緑色が「賛成」、赤色は「反対」に色分けされた投票箱のうち、緑のほうに投票する金正恩(『労働新聞』HPより)
 

 11月26日付1面トップは、金正恩(キム・ジョンウン)国務委員長が国家航空宇宙技術総局の平壌総合管制所を訪問したことについての記事であった。21日深夜の軍事偵察衛星打ち上げ以来、同管制所への訪問は既に3回目となる。金正恩は、2018年から19年にかけて陽徳(ヤンドク)温泉リゾートの建設現場に足しげく通ったが、今回の管制所訪問頻度はそれを格段に上回っており、最高指導者の偵察衛星保有に対するこだわりが再確認されることとなった。28日付と30日付の1面トップも、平壌総合管制所から金正恩が報告を受けたことを報じている。

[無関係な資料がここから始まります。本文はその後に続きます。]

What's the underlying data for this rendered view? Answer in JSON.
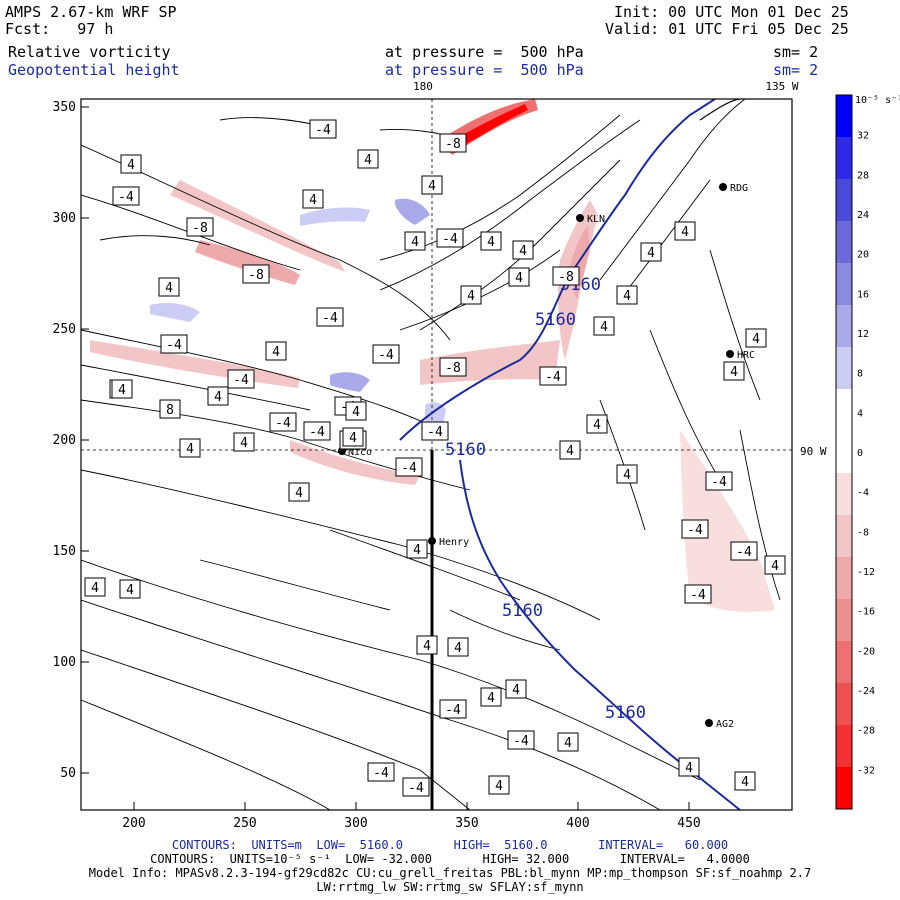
{
  "header": {
    "model": "AMPS 2.67-km WRF SP",
    "forecast": "Fcst:   97 h",
    "init": "Init: 00 UTC Mon 01 Dec 25",
    "valid": "Valid: 01 UTC Fri 05 Dec 25",
    "field1_name": "Relative vorticity",
    "field1_level": "at pressure =  500 hPa",
    "field1_smooth": "sm= 2",
    "field2_name": "Geopotential height",
    "field2_level": "at pressure =  500 hPa",
    "field2_smooth": "sm= 2"
  },
  "map": {
    "x_ticks": [
      "200",
      "250",
      "300",
      "350",
      "400",
      "450"
    ],
    "y_ticks": [
      "350",
      "300",
      "250",
      "200",
      "150",
      "100",
      "50"
    ],
    "meridian_labels": {
      "top_180": "180",
      "top_135": "135 W",
      "right_90": "90 W"
    },
    "stations": [
      "Nico",
      "KLN",
      "RDG",
      "HRC",
      "Henry",
      "AG2"
    ],
    "height_labels": [
      "5160",
      "5160",
      "5160",
      "5160",
      "5160"
    ],
    "vorticity_labels_neg": [
      "-4",
      "-4",
      "-8",
      "-8",
      "-4",
      "-4",
      "-8",
      "-4",
      "-8",
      "-4",
      "-8",
      "-4",
      "-4",
      "-4",
      "-4",
      "-8",
      "-4",
      "-4",
      "-4",
      "-4",
      "-4",
      "-4",
      "-4",
      "-4",
      "-4",
      "-4",
      "-4"
    ],
    "vorticity_labels_pos": [
      "4",
      "4",
      "4",
      "4",
      "4",
      "4",
      "4",
      "4",
      "8",
      "4",
      "4",
      "4",
      "4",
      "4",
      "4",
      "4",
      "4",
      "4",
      "4",
      "4",
      "4",
      "4",
      "4",
      "4",
      "4",
      "4",
      "4",
      "4",
      "4",
      "4",
      "4",
      "4",
      "4",
      "4",
      "4",
      "4",
      "4",
      "4",
      "4",
      "4",
      "4"
    ]
  },
  "colorbar": {
    "unit": "10⁻⁵ s⁻¹",
    "labels": [
      "32",
      "28",
      "24",
      "20",
      "16",
      "12",
      "8",
      "4",
      "0",
      "-4",
      "-8",
      "-12",
      "-16",
      "-20",
      "-24",
      "-28",
      "-32"
    ],
    "colors": [
      "#0000ff",
      "#2a2ae8",
      "#4a4ad8",
      "#6a6ad8",
      "#8a8ae0",
      "#aaaaea",
      "#ccccf4",
      "#ffffff",
      "#ffffff",
      "#f8dede",
      "#f2c6c6",
      "#eeaaaa",
      "#ec9090",
      "#ee7070",
      "#f05050",
      "#f43030",
      "#ff0000"
    ]
  },
  "footer": {
    "line1": "CONTOURS:  UNITS=m  LOW=  5160.0       HIGH=  5160.0       INTERVAL=   60.000",
    "line2": "CONTOURS:  UNITS=10⁻⁵ s⁻¹  LOW= -32.000       HIGH= 32.000       INTERVAL=   4.0000",
    "line3": "Model Info: MPASv8.2.3-194-gf29cd82c CU:cu_grell_freitas PBL:bl_mynn MP:mp_thompson SF:sf_noahmp 2.7",
    "line4": "LW:rrtmg_lw SW:rrtmg_sw SFLAY:sf_mynn"
  }
}
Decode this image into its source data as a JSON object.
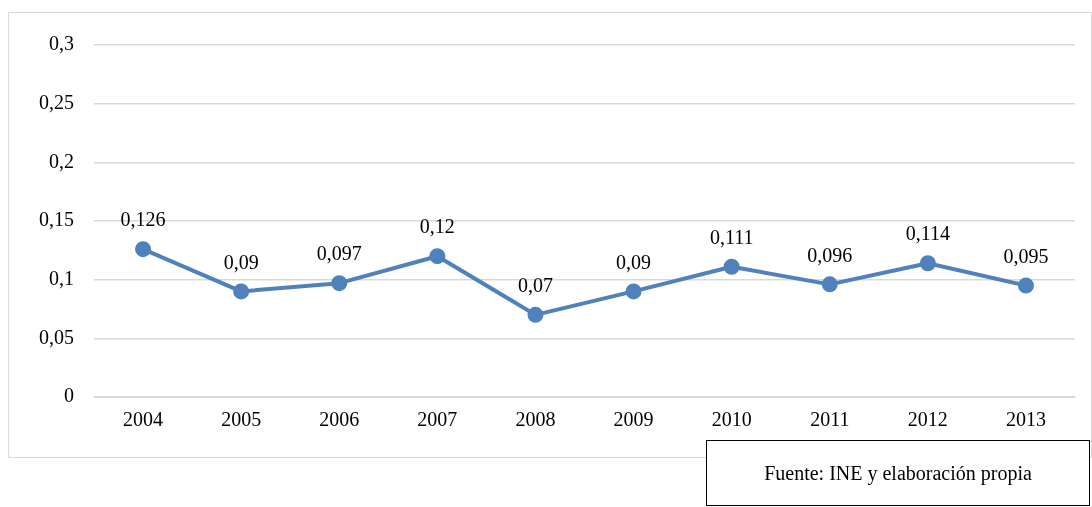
{
  "chart_data": {
    "type": "line",
    "categories": [
      "2004",
      "2005",
      "2006",
      "2007",
      "2008",
      "2009",
      "2010",
      "2011",
      "2012",
      "2013"
    ],
    "series": [
      {
        "color": "#4f81bd",
        "values": [
          0.126,
          0.09,
          0.097,
          0.12,
          0.07,
          0.09,
          0.111,
          0.096,
          0.114,
          0.095
        ],
        "value_labels": [
          "0,126",
          "0,09",
          "0,097",
          "0,12",
          "0,07",
          "0,09",
          "0,111",
          "0,096",
          "0,114",
          "0,095"
        ]
      }
    ],
    "ylim": [
      0,
      0.3
    ],
    "yticks": [
      0,
      {
        "value": 0.05,
        "label": "0,05"
      },
      {
        "value": 0.1,
        "label": "0,1"
      },
      {
        "value": 0.15,
        "label": "0,15"
      },
      {
        "value": 0.2,
        "label": "0,2"
      },
      {
        "value": 0.25,
        "label": "0,25"
      },
      {
        "value": 0.3,
        "label": "0,3"
      }
    ],
    "grid": "y",
    "legend": false,
    "marker": "circle",
    "line_style": "solid",
    "annotations": [
      "Fuente: INE y elaboración propia"
    ]
  }
}
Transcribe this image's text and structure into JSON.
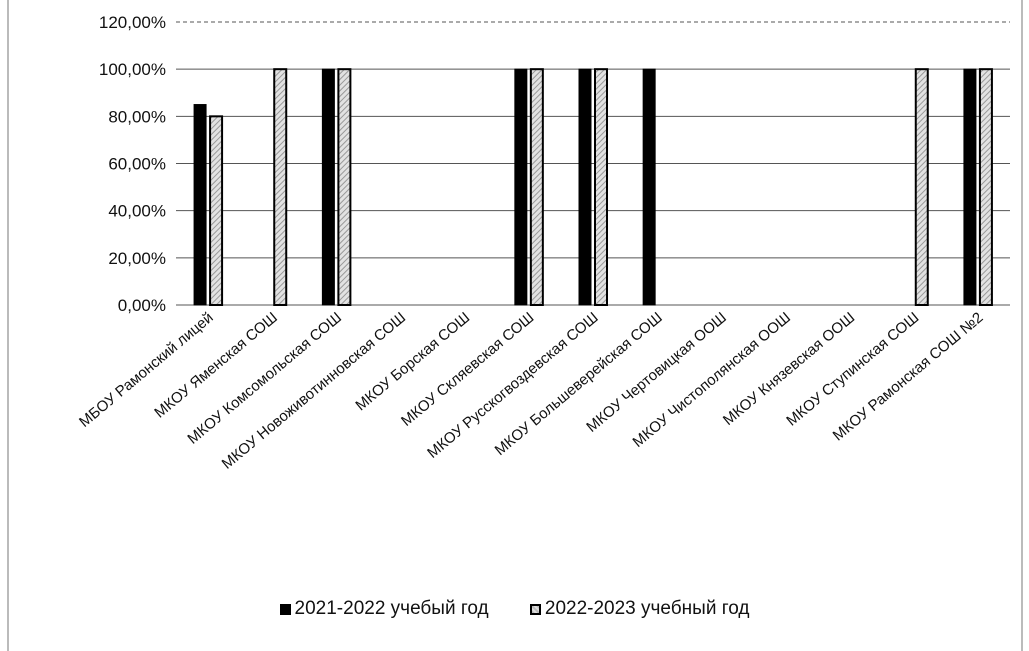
{
  "chart_data": {
    "type": "bar",
    "title": "",
    "xlabel": "",
    "ylabel": "",
    "ylim": [
      0,
      120
    ],
    "y_ticks": [
      "0,00%",
      "20,00%",
      "40,00%",
      "60,00%",
      "80,00%",
      "100,00%",
      "120,00%"
    ],
    "grid": true,
    "legend_position": "bottom",
    "categories": [
      "МБОУ Рамонский лицей",
      "МКОУ Яменская СОШ",
      "МКОУ Комсомольская СОШ",
      "МКОУ Новоживотинновская СОШ",
      "МКОУ Борская СОШ",
      "МКОУ Скляевская СОШ",
      "МКОУ Русскогвоздевская СОШ",
      "МКОУ Большеверейская СОШ",
      "МКОУ Чертовицкая ООШ",
      "МКОУ Чистополянская ООШ",
      "МКОУ Князевская ООШ",
      "МКОУ Ступинская СОШ",
      "МКОУ Рамонская СОШ №2"
    ],
    "series": [
      {
        "name": "2021-2022 учебый год",
        "color": "#000000",
        "values": [
          85,
          0,
          100,
          0,
          0,
          100,
          100,
          100,
          0,
          0,
          0,
          0,
          100
        ]
      },
      {
        "name": "2022-2023 учебный год",
        "color": "#c8c8c8",
        "values": [
          80,
          100,
          100,
          0,
          0,
          100,
          100,
          0,
          0,
          0,
          0,
          100,
          100
        ]
      }
    ]
  }
}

 なお、『労働新聞』など国内向けメディアは、5月の初打ち上げに失敗した事実を2週間以上経ってから報じ、8月の再打ち上げに失敗した事実に至っては全く報じていないため、北朝鮮の人々には半年前の失敗を克服して「成功」に繋がったものと受け止められている。

新たな投票方法もガス抜きにならず

 26日付1面中段には、社説「地方人民会議代議員選挙に高い政治的熱意を抱いて参加してわれわれの革命主権を盤石のように固めよう」が掲載された。同日は、選挙法が改正されてから初の投票日であった。翌27日付1面は、金正恩が道、市、郡の人民会議の代議員選挙に参加したと報じた。選挙法の改正により今回から投票箱が「賛成」「反対」の二つに分かれたが、金正恩が緑色の「賛成」箱に投票している写真が大きく掲載されている。1960年代までの白黒2色の投票箱よりもカラフルである。